The “A” is a cover of The Four Tops’ “Baby, I Need Your Loving” (“I Can’t Help Myself” is also listed on the session log reprinted on the 45’s back cover, but it remains vaulted). Gary’s in typically intense voice; his characteristic line-punctuating quaver hasn’t entirely come to the fore, but the desperation for which he would become famous in such singles as “Out of Hand” and “Your Place or Mine” is well-audible. The performance fades out after a half-improv/half-recitative that’s a little awkward, but Stewart’s singing, his churning rhythm guitar (I assume it’s him from the energy but there are no personnel notes available) and the punchy demo mix make the track very stimulating.

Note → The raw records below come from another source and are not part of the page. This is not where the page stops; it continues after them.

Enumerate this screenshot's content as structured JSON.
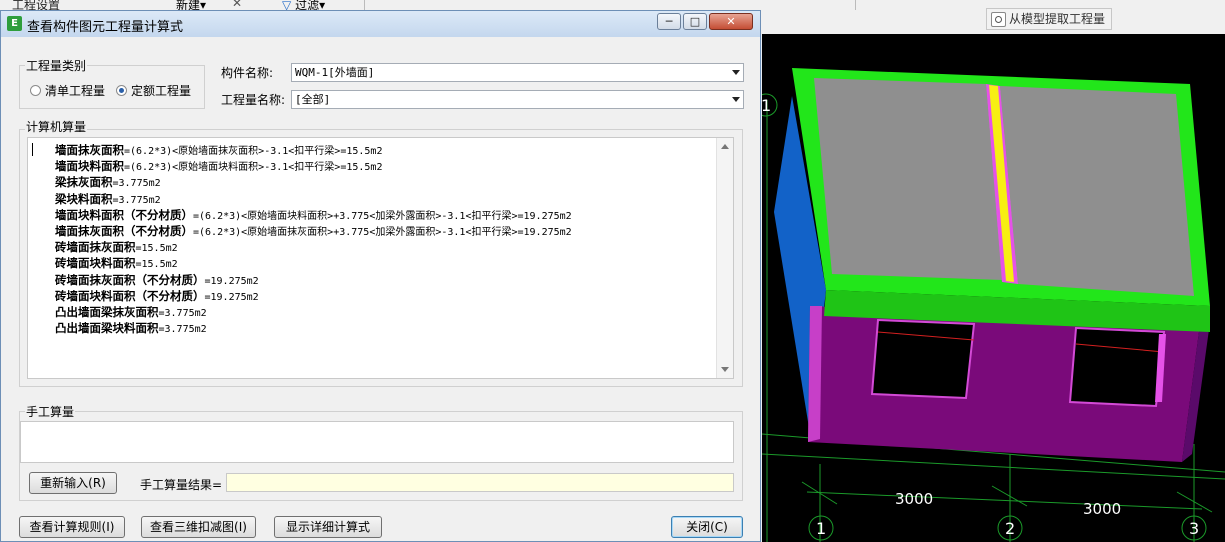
{
  "app": {
    "left_label": "工程设置",
    "toolbar": {
      "new_label": "新建",
      "close_glyph": "✕",
      "filter_label": "过滤"
    },
    "extract_button": "从模型提取工程量"
  },
  "dialog": {
    "title": "查看构件图元工程量计算式",
    "window_buttons": {
      "minimize": "─",
      "maximize": "□",
      "close": "✕"
    },
    "quantity_type": {
      "group_label": "工程量类别",
      "options": [
        {
          "label": "清单工程量",
          "selected": false
        },
        {
          "label": "定额工程量",
          "selected": true
        }
      ]
    },
    "component_name_label": "构件名称:",
    "component_name_value": "WQM-1[外墙面]",
    "quantity_name_label": "工程量名称:",
    "quantity_name_value": "[全部]",
    "computer_calc": {
      "group_label": "计算机算量",
      "lines": [
        {
          "name": "墙面抹灰面积",
          "expr": "=(6.2*3)<原始墙面抹灰面积>-3.1<扣平行梁>=15.5m2"
        },
        {
          "name": "墙面块料面积",
          "expr": "=(6.2*3)<原始墙面块料面积>-3.1<扣平行梁>=15.5m2"
        },
        {
          "name": "梁抹灰面积",
          "expr": "=3.775m2"
        },
        {
          "name": "梁块料面积",
          "expr": "=3.775m2"
        },
        {
          "name": "墙面块料面积（不分材质）",
          "expr": "=(6.2*3)<原始墙面块料面积>+3.775<加梁外露面积>-3.1<扣平行梁>=19.275m2"
        },
        {
          "name": "墙面抹灰面积（不分材质）",
          "expr": "=(6.2*3)<原始墙面抹灰面积>+3.775<加梁外露面积>-3.1<扣平行梁>=19.275m2"
        },
        {
          "name": "砖墙面抹灰面积",
          "expr": "=15.5m2"
        },
        {
          "name": "砖墙面块料面积",
          "expr": "=15.5m2"
        },
        {
          "name": "砖墙面抹灰面积（不分材质）",
          "expr": "=19.275m2"
        },
        {
          "name": "砖墙面块料面积（不分材质）",
          "expr": "=19.275m2"
        },
        {
          "name": "凸出墙面梁抹灰面积",
          "expr": "=3.775m2"
        },
        {
          "name": "凸出墙面梁块料面积",
          "expr": "=3.775m2"
        }
      ]
    },
    "manual_calc": {
      "group_label": "手工算量",
      "reenter_button": "重新输入(R)",
      "result_label": "手工算量结果=",
      "result_value": ""
    },
    "footer": {
      "view_rules": "查看计算规则(I)",
      "view_3d": "查看三维扣减图(I)",
      "show_detail": "显示详细计算式",
      "close": "关闭(C)"
    }
  },
  "viewport": {
    "axis_labels": [
      "1",
      "1",
      "2",
      "3"
    ],
    "dimensions": [
      "3000",
      "3000"
    ]
  }
}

Stevie Wonder’s “Yester-You, Yester-Me, Yesterday” is more like it! Titularly, you’d suspect an ill-fitting wince-inducer, but…history shows when Stewart was matched with material in which the persona was reflecting on the past from a point where he was neck deep in ashes, Sally bar the fuckin’ door. On this song, you’re hearing transmissions from the room in the Tower of Song right between Hank’s and Jerry Lee’s.

I also received the Cincinnati band Wussy’s new EP, also a 45, in the mail. They are, with Yo La Tengo, the epitome of a critic’s band, but in spite of that, the group’s so very human writing and singing, plus their tendency to rock on out, places them in my pantheon. Unfortunately, the lead Beatles cover here sucks left hind tit, and their run on Jennie Mae Old’s “Runaway” only a shade better. Taste only gets a critic’s band so far.

Fortunately, the B is, weirdly, one of my favorite rock and roll responses to Trumpism so date, even if it wasn’t designed that way. It leads with an old recording, of The Seedy Seeds’ “Nomenclature,” one of the greatest songs ever about identity, and leaps and bounds better than the original–only now it seems to get at something defiant and real about gender fluidity that’s under attack. And the cover of The Afghan Whig’s “Retarded”? Well, I probably won’t willingly listen to the original again, but I can just repeat-play this one by virtue of Lisa Walker’s delivery of the line, “Who’s retarded now?”

As far as other burning questions go, do you need Neil Young’s newly-available 1973 live recording of Tonight’s the Night, performed at The Roxy in Hollywood? No. It’s really good, don’t get me wrong: after a month of recording the studio release, Neil and band showed up to play it for folks (prophetic of a current and tiresome tour gambit), and they’re sharp. The stage banter’s a bit cynical; I’ll leave it to you to decide whether you need to pay for “Roll Out the Barrel,” ironically positioned though it may have been. Personally, I really miss “Come On Baby Let’s Go Downtown,” which would have blazed live–Nils was right there, man!–and “Walk On”‘s presence doesn’t quite make up for its absence. You’re fine if you simply have the studio release, which is live’er than this could possibly be.

Short-shrift Division:

I know The Kinks are The Village Green Preservation Society is legendary, but it’s also a quarter marred by insipidity. Just sayin’.